As the rain poured down on an otherwise lovely afternoon in the Big Easy, a small group of us dipped into the fascinating New Orleans Pharmacy Museum to learn more about bitters and single malt scotch. It was a fitting locale, what with the medicinal history of bitters and all. We were welcomed with a Seelbach, a refreshing, pre-prohibition, Auchentoshan American Oak-based (the original calls for bourbon) cocktail topped with bubbles. Unlike many seminars at Tales of the Cocktail, this one was more than just informative and air-conditioned. This was going to be a much more hands-on affair.
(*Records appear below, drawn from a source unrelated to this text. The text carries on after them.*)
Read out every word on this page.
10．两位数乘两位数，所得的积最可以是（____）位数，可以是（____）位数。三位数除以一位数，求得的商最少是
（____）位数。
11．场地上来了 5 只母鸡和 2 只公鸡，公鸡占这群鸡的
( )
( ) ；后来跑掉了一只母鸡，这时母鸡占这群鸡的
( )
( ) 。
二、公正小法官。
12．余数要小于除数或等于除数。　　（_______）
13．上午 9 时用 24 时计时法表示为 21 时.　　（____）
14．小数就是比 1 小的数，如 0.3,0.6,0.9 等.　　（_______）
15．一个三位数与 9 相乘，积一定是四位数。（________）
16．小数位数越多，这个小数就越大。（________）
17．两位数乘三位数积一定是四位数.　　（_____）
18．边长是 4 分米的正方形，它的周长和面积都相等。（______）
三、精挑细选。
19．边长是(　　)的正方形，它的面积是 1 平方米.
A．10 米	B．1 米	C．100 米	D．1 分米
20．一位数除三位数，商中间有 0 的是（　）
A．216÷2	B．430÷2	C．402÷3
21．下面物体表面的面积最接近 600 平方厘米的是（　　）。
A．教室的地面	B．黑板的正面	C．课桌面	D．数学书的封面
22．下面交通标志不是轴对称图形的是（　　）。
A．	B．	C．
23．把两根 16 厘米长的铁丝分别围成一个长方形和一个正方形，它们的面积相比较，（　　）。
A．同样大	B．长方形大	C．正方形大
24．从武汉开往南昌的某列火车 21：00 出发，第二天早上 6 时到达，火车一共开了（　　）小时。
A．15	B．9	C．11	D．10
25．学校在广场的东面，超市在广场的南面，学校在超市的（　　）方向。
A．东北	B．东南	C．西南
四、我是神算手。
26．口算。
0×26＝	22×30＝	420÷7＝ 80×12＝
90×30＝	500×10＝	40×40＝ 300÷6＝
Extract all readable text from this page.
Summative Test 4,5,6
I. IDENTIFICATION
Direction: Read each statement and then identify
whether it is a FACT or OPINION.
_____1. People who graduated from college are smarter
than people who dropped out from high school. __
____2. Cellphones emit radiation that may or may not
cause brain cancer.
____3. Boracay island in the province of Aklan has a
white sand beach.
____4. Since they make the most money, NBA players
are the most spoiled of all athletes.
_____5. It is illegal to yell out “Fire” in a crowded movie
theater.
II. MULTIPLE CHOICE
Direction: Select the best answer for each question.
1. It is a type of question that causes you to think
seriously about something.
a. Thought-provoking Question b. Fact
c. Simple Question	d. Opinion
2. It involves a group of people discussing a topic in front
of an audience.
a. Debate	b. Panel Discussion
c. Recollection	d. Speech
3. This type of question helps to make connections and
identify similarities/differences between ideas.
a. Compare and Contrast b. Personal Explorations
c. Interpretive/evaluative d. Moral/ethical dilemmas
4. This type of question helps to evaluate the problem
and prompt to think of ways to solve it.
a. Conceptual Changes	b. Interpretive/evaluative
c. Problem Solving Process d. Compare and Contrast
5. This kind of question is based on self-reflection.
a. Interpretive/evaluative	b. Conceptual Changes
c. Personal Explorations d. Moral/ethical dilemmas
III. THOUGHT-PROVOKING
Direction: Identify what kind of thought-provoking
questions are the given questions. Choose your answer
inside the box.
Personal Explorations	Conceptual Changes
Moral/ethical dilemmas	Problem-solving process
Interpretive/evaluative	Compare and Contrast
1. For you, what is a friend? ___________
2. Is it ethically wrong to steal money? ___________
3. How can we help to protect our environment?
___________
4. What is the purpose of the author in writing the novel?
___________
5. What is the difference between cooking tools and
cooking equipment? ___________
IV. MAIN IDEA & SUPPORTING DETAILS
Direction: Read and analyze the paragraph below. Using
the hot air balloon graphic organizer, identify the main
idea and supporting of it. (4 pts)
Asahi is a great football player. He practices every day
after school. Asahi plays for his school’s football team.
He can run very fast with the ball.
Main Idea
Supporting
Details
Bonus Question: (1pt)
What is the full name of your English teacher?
Auchentoshan brand ambassador, Robin Nance, walked us through the high level details about the single malt scotch that’s “more uptown than countryside.” It’s distilled three times; the only brand in the category that can say that. And due to the smooth result of that distillation process, they welcome a little creativity (which translates to: don’t feel ashamed to use it in a cocktail).

auchentoshan seminar at tales of the cocktail

After a quick lesson on the history of bitters from a man who knows a lot about such things, co-owner of Hella Bitters, Tobin Ludwig–we were tasked with making a batch of our own. And considering the recent news that we could be headed for a severe bitters shortage, this is important work.

On the back patio, we were welcomed with tables filled with over 20 different tinctures; everything from spicy Thai chili to soothing lavender, and our base was two ounces of Auchentoshan American Oak. My proprietary blend was inspired by my love of citrus and the band Neon Indian, so I dubbed it Chillwave. It included burdock, sweet orange, lavender, almond, cardamom and apple, and I’m looking forward to dashing this stuff with reckless abandon into everything I drink moving forward.

Tobin even gave me some notes on my creation, saying that it tasted just as the name suggests.

It’s possible he was just being nice. But regardless, I will quit my job to pursue this full time.